Baisse d’activité de 80 %, zéro licenciement, diversification : Azur Piscines affronte la tempête économique calédonienne avec lucidité.
Une entreprise locale frappée de plein fouet par la crise
Le choc est brutal, les chiffres vertigineux : Azur Piscines enregistre une baisse de 70 à 80 % de son activité construction en 2024. Fondée en 1999 et installée à Païta, cette entreprise pionnière de la piscine en fibre de verre n’a pourtant jamais cessé de produire, malgré un marché effondré. Son directeur, Sébastien Mausse, parle sans détour :
Quand vous êtes taillés pour produire 300 piscines par an et que vous n’en réalisez qu’une quarantaine, c’est un crash industriel.
Mais au lieu de céder à la panique, l’entreprise a fait un choix rare : préserver l’emploi coûte que coûte. Pas de licenciement, très peu de chômage partiel : une politique de résistance sociale saluée même par ses concurrents.
On a préféré réorganiser, occuper nos équipes autrement, faire de l’interne plutôt que couper des têtes.
Pourtant, l’horizon reste bouché : l’investissement massif de 50 millions XPF lancé début 2024 pour créer de nouveaux moules a été stoppé net.
On a arrêté à un tiers du programme. Aujourd’hui, plus rien ne se programme
Une stratégie de survie fondée sur l’humain et l’innovation
Face à l’incertitude économique, l’entreprise s’est recentrée sur ses activités magasin et le service après-vente, désormais au cœur de la rentabilité. Le magasin de Magenta, pillé lors des émeutes de mai 2024, n’a pas été reconstruit.
On s’est repositionné à l’orphelinat, dans un local plus modeste mais plus stratégique.

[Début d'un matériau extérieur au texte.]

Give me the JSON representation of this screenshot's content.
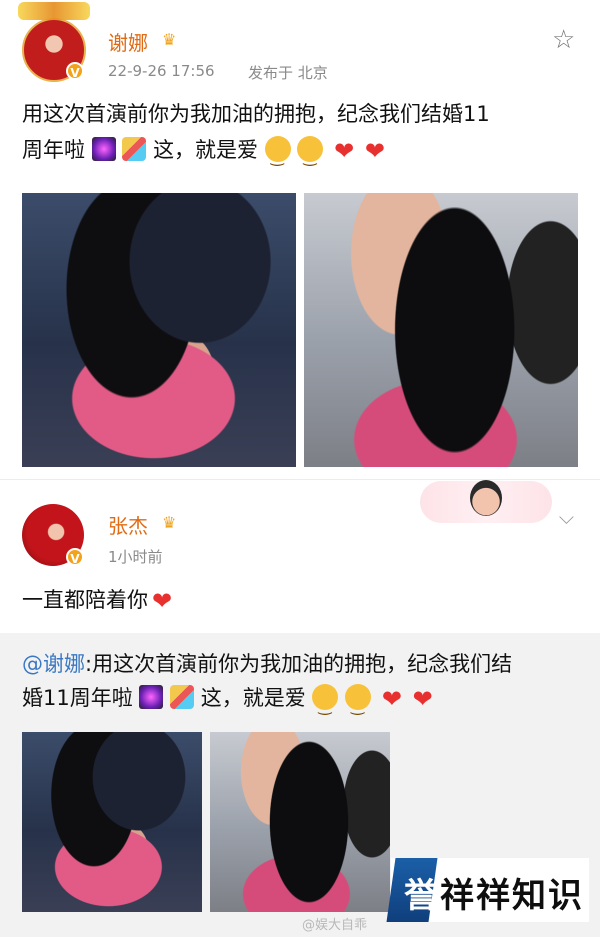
{
  "post": {
    "author": "谢娜",
    "timestamp": "22-9-26 17:56",
    "location": "发布于 北京",
    "text_line1": "用这次首演前你为我加油的拥抱，纪念我们结婚11",
    "text_line2_prefix": "周年啦",
    "text_line2_mid": "这，就是爱",
    "star_icon": "☆"
  },
  "comment": {
    "author": "张杰",
    "time": "1小时前",
    "text": "一直都陪着你",
    "chevron": "⌵"
  },
  "repost": {
    "mention": "@谢娜",
    "text_line1": ":用这次首演前你为我加油的拥抱，纪念我们结",
    "text_line2_prefix": "婚11周年啦",
    "text_line2_mid": "这，就是爱"
  },
  "watermark": "@娱大自乖",
  "logo": {
    "first_char": "誉",
    "rest": "祥祥知识"
  },
  "colors": {
    "name": "#e06b14",
    "meta": "#8a8a8a",
    "mention": "#3a78c3",
    "heart": "#e8302e",
    "logo_blue": "#1b5fa8"
  }
}
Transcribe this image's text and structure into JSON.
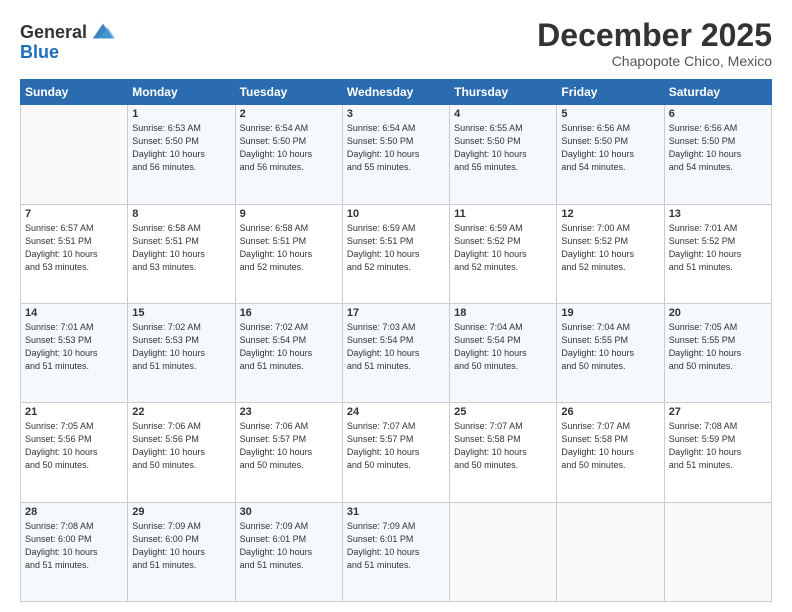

C’est là qu’intervient la révolution numérique, moteur de rationalisation interne. Gestion GPS des techniciens, envoi automatisé des rapports d’intervention, recours à l’intelligence artificielle pour fluidifier les processus : l’entreprise a investi dans les outils, pas dans les murs.
Toute l’équipe est formée à l’IA, c’est une nécessité, pas un gadget
insiste le patron. Cette mutation technologique permet de maintenir une qualité de service à la hauteur, alors que le cœur de métier, la fabrication, tourne au ralenti. Une nouvelle manière de faire de l’économie : plus agile, plus réactive, plus résiliente dans un contexte incertain.
Une fiscalité adaptée et une parole politique qui redonne espoir
L’un des rares signaux positifs est venu du politique. En début d’année, Christopher Gygès a porté une mesure inédite : la déductibilité des travaux de piscine de l’IRPP, mettant fin à une exception qui classait cet investissement comme produit de luxe.
Ce n’est pas miraculeux, mais c’est un levier réel pour certains clients indécis
admet S. Mausse. Cette défiscalisation redonne un peu d’oxygène à un secteur à l’agonie, mais ne suffit pas à relancer l’ensemble d’une chaîne fortement impactée par la baisse des investissements des ménages.
Ce qu’il faut, c’est de la visibilité, pas seulement des coups de pouce ponctuels.
Et l’avenir ? Le directeur reste prudent mais déterminé : geler les investissements, consolider le modèle existant, et rester attractif pour les jeunes.
On ne réussit pas sans envie. J’ai commencé à l’accueil. Aujourd’hui je dirige l’entreprise. Il faut s’investir à fond.
Une leçon de management local : ne pas sacrifier les hommes pour sauver les chiffres
Azur Piscine n’est pas un cas isolé, mais elle incarne une autre manière de réagir à la crise calédonienne. Pas d’appel à l’aide tonitruant, pas de désignation de boucs émissaires, mais une posture sobre, solidaire, efficace.
Dans un climat où la défiance envers les chefs d’entreprise grandit, la stratégie de M. Mausse redonne de la légitimité à ceux qui assument leurs responsabilités.
On protège d’abord les emplois, ensuite l’outil de production. L’inverse n’a pas de sens humainement.
Cette position, courageuse, devrait inspirer d’autres acteurs du tissu économique local. Car derrière les piscines, c’est toute une philosophie du travail et de la responsabilité qui est en jeu.